The problem may not be with the drug. Sutent clearly works for some cancers; it's approved to treat two different cancers, and Pfizer has shown that it's effective against a third.

The reason Pfizer has had to discontinue two Sutent clinical trials in the last three months is because the company gambled and tried to show that Sutent could beat current breast cancer drugs.

It couldn’t.

Sutent failed to best Roche's Xeloda in April, and yesterday the company said it was stopping a second trial.
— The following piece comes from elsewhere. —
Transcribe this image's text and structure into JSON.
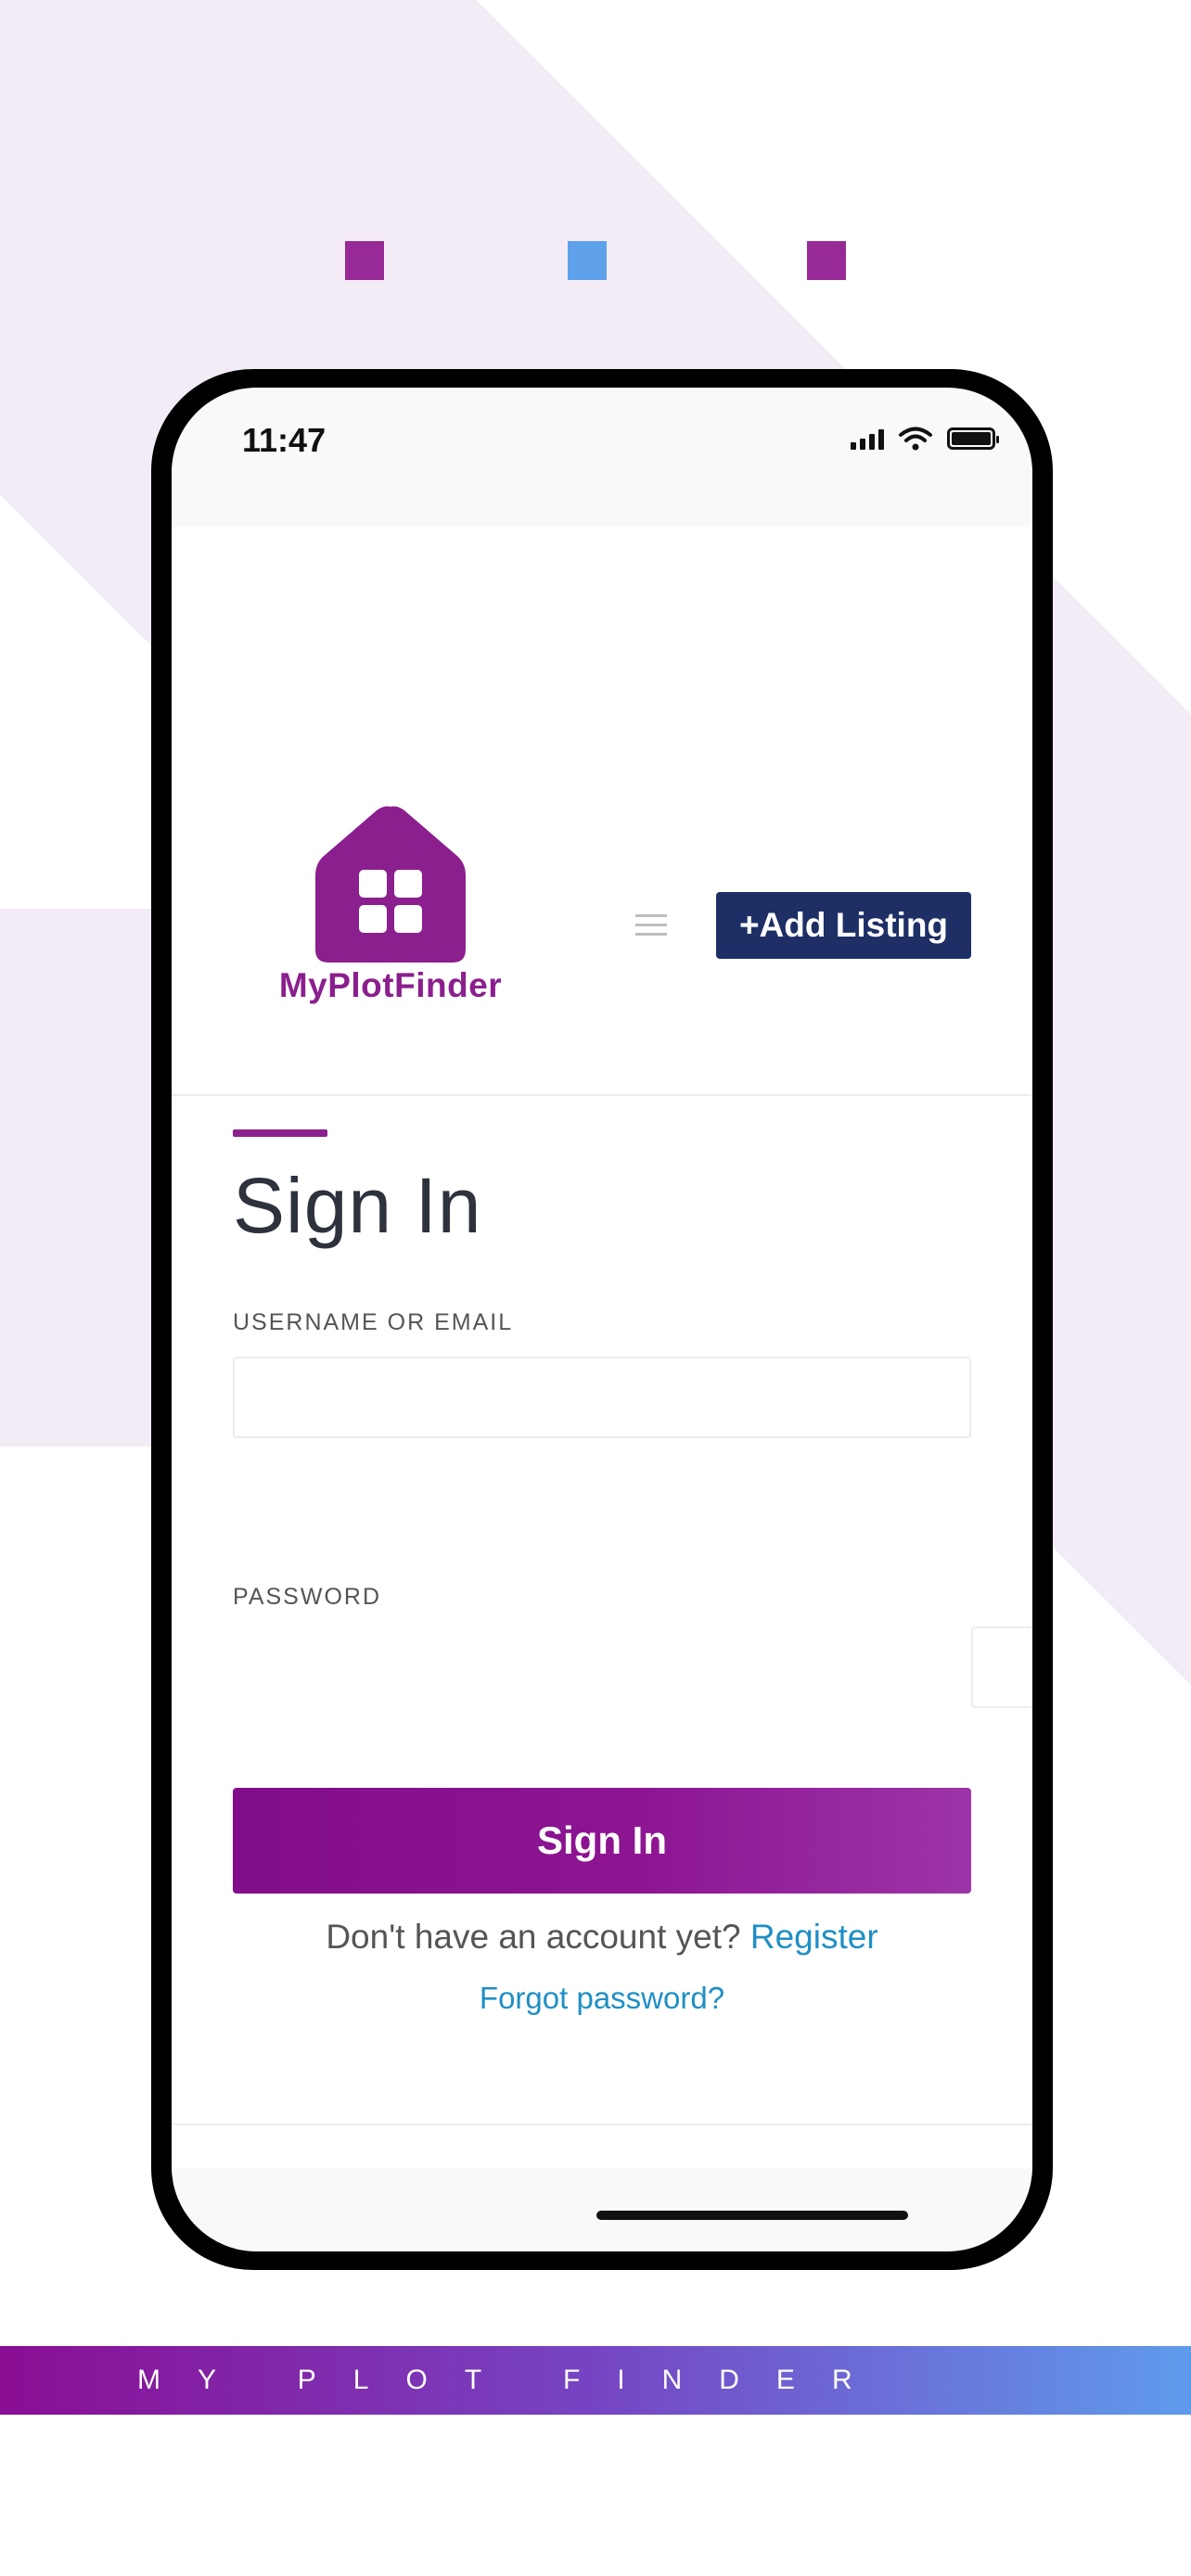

The trial in question failed to show that Sutent worked better than Roche's Avastin when they were combined with the active ingredient in Bristol-Myers Squibb's (NYSE: BMY) Taxol. While the gamble didn't pay off, at least Pfizer was smart to build a potential stopping point into the trial so it didn't have to pay for the completed trial before it got the bad news.

What's Pfizer's backup plan? If you can't beat 'em, join 'em. Sutent is still being tested against breast cancer in two clinical trials. In one, it's combining Sutent with sanofi-aventis' (NYSE: SNY) Taxotere, and the other combines it with Roche's Xeloda.

Combining drugs in order to show an effect isn't a bad idea -- yesterday, Merck (NYSE: MRK) and AstraZeneca (NYSE: AZN) said they plan to test their cancer drugs in combination -- but Pfizer may not be able to grab ahold of too much of the breast cancer market if it can't prove that it's any better than the current treatments like Avastin. The trial failures are a big loss for Pfizer, but breast cancer is a big market, so even the chance at a small slice of the market should keep Pfizer's investors hopeful.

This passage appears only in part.